The survey’s findings point to the possibility that Gen Zs “may actually be more accepting of ads because they mimic the large volumes of short-form content they already consume,” added Jenn Chen, chief revenue officer at Connatix. “When the ads are humorous, relevant, and engaging, the feeling that it is averting the viewer may not be as strong as it can be with other, longer forms of content.”
Indeed, Gen Zs also defy popular wisdom about ad attention spans. While short video ads (under 6 seconds) have become increasingly popular among all generations, Gen Zs are twice as willing as millennials to watch longer-form video ads (longer than 20 seconds).
Perhaps equally surprising — and good news for publishers — is that Gen Zs are more willing than those of other generations to pay for content, assuming it meets their “experiential demands.”
Fully a quarter of Gen Zs said they’re willing to pay $10 a year for subscriptions that include premier features like personalized podcasts, expert videos, and unbiased news, compared to only 11% of boomers who said they would pay for targeted podcasts.
On the news front, Gen Z gravitates toward Reddit (30%) as a news source more than the other groups (0% of boomers cite a preference for Reddit).
While 40% of respondents from each group said they comment on news on social media, 28% of Gen Z respondents said they comment directly on news sites, compared to 20% of millennials, 24% of Gen Xs, and 15% of boomers.
Also, 44% of Gen Z respondents report spending more time with news articles when they are recommended to them.
In a finding that aligns with the popularity of podcasts, more than a quarter (26%) of Gen Zs say that relevant audio content keeps them engaged longer with news articles, versus 17% of millennials, 14% of Gen Xs, and 9% of boomers.

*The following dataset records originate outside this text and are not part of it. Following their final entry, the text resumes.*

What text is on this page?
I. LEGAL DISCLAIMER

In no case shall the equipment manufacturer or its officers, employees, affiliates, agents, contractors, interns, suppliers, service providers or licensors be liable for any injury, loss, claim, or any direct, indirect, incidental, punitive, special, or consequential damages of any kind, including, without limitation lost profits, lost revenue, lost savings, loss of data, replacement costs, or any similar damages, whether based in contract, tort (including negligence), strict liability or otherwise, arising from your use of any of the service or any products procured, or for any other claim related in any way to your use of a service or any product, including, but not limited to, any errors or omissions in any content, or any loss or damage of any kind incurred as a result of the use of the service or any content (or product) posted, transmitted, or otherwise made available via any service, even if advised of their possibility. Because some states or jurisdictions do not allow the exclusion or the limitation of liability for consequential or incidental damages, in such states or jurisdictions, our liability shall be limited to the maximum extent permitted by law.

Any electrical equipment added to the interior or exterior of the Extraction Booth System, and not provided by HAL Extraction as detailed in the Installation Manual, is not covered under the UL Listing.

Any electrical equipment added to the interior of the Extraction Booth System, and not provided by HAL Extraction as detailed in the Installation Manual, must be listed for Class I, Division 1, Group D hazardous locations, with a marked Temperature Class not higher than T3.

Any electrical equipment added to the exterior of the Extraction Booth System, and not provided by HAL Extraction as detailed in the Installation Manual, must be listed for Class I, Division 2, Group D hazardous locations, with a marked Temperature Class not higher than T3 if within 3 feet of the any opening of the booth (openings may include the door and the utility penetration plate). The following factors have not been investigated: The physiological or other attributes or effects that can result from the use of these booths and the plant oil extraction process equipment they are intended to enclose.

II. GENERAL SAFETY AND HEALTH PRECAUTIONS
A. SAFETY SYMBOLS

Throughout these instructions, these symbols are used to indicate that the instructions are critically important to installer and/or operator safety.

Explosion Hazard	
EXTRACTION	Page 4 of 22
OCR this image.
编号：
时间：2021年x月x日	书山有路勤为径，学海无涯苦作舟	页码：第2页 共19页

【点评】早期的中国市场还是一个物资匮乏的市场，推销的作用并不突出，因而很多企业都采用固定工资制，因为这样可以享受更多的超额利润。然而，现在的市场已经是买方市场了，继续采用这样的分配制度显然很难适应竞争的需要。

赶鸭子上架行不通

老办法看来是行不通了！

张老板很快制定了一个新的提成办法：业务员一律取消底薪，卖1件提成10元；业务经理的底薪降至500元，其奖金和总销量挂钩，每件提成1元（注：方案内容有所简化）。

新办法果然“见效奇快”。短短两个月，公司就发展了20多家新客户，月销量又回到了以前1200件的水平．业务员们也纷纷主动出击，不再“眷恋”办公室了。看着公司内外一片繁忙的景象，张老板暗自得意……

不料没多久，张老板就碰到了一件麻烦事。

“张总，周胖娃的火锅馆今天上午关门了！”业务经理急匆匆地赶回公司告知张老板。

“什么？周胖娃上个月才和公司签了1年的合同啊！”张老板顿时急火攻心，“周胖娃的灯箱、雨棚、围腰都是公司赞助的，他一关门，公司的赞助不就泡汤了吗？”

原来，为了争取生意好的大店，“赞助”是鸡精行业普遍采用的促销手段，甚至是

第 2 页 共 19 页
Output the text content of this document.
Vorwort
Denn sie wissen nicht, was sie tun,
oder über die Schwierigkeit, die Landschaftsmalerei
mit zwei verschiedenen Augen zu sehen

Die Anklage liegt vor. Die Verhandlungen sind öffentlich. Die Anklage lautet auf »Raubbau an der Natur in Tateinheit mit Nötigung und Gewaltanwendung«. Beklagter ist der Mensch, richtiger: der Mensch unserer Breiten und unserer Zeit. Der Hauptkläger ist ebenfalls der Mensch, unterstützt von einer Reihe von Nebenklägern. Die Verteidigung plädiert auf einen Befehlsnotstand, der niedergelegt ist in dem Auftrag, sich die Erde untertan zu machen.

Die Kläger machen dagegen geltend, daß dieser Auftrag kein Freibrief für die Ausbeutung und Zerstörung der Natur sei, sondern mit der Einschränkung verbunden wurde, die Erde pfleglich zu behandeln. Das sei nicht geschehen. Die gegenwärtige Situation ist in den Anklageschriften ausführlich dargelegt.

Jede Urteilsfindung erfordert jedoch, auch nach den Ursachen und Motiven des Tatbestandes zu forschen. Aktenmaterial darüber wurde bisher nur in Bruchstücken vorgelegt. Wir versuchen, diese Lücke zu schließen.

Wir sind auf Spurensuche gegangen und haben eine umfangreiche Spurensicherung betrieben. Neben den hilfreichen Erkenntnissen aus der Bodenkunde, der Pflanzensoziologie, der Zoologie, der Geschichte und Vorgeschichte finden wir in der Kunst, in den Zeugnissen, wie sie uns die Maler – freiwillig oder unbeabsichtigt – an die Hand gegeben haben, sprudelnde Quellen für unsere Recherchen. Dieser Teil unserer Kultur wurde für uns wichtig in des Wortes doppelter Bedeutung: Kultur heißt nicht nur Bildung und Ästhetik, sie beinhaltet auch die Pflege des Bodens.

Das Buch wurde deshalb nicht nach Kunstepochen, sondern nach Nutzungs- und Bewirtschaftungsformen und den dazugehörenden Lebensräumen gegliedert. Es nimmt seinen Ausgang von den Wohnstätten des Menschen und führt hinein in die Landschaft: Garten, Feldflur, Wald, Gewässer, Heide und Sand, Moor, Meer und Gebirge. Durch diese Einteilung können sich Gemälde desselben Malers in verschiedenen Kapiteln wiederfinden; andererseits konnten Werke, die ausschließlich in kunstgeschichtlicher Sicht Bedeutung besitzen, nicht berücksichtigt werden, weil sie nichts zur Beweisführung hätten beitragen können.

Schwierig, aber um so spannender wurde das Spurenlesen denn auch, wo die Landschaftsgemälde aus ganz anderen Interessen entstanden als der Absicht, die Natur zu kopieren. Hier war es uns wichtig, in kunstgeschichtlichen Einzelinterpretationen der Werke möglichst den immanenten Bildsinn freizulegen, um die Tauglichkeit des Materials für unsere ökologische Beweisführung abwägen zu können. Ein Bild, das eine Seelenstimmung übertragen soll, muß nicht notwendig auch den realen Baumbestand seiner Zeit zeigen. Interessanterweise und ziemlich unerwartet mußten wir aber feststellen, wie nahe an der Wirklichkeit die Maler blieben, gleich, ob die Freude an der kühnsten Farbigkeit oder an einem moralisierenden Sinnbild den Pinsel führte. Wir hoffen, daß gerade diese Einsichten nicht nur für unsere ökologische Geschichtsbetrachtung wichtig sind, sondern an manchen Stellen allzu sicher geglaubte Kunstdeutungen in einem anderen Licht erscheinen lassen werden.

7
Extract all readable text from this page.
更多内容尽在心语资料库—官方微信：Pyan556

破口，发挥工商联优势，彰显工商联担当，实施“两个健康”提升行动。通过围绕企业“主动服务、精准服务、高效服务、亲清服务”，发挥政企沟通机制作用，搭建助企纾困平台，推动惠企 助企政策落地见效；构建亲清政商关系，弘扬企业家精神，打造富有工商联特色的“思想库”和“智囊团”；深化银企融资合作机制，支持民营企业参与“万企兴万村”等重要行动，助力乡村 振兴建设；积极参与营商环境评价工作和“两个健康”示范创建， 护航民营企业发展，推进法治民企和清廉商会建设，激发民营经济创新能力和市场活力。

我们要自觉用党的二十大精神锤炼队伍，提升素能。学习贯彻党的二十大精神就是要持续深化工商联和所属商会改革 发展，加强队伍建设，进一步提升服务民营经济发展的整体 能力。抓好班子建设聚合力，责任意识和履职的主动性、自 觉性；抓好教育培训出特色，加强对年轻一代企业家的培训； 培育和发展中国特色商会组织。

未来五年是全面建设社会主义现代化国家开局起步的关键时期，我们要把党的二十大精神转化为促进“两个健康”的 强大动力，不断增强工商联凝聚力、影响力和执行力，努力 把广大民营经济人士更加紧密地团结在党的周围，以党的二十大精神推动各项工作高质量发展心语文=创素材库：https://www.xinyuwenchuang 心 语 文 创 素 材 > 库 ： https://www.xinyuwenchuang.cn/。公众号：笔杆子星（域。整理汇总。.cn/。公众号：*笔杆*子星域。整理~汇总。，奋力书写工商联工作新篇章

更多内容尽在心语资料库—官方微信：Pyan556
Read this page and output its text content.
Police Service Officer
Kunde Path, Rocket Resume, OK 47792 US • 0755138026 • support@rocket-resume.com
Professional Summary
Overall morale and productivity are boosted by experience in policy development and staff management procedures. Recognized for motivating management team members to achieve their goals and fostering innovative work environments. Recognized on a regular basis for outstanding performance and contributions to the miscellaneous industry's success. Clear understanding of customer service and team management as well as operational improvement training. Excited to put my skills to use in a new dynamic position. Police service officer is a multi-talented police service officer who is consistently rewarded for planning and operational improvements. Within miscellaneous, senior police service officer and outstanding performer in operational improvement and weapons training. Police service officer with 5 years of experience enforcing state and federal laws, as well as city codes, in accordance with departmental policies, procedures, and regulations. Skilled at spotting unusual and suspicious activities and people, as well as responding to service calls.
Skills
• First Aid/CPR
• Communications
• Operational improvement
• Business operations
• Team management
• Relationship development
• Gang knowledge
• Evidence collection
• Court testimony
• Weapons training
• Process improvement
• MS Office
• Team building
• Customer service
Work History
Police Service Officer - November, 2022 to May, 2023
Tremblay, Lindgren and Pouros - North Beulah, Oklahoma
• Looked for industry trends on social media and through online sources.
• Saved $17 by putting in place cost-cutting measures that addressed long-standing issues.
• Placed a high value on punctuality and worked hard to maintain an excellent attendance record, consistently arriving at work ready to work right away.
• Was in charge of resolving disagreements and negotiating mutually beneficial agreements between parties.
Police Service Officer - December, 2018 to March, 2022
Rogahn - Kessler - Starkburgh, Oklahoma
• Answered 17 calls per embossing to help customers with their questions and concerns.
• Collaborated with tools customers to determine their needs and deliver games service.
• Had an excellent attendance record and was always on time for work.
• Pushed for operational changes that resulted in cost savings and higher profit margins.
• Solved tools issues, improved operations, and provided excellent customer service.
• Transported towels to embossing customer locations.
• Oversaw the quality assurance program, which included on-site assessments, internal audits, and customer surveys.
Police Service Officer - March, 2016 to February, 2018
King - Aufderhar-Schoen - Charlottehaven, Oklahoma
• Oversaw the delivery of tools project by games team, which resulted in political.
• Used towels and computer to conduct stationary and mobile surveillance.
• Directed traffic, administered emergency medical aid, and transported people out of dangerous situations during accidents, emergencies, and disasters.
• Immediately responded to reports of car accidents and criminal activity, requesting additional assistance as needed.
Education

For Gen Z — a group less shaped by broadcast radio than boomers, Gen X or millennials — audio “is the latest way to access even more content when they’re on-the-go or multi-tasking,” explains Connatix VP of Product Gil Sommer. “They can listen to a podcast or audiobook on their commute, while doing the laundry, or while at work. The form factor of Apple and Spotify's on-demand model have made it especially easy for Gen Z to embrace audio content.”
“As Gen Z begins to lead the way in terms of shaping how stories are told based on the features they like to engage with, publishers must pay attention to their needs and preferences as influential drivers of revenue,” summed up Chen.
For the study, Connatix surveyed more than 1,000 U.S. consumers across the boomer, Gen X, millennials and Gen Z generations to examine how they engage with content across traditional, social and digital media.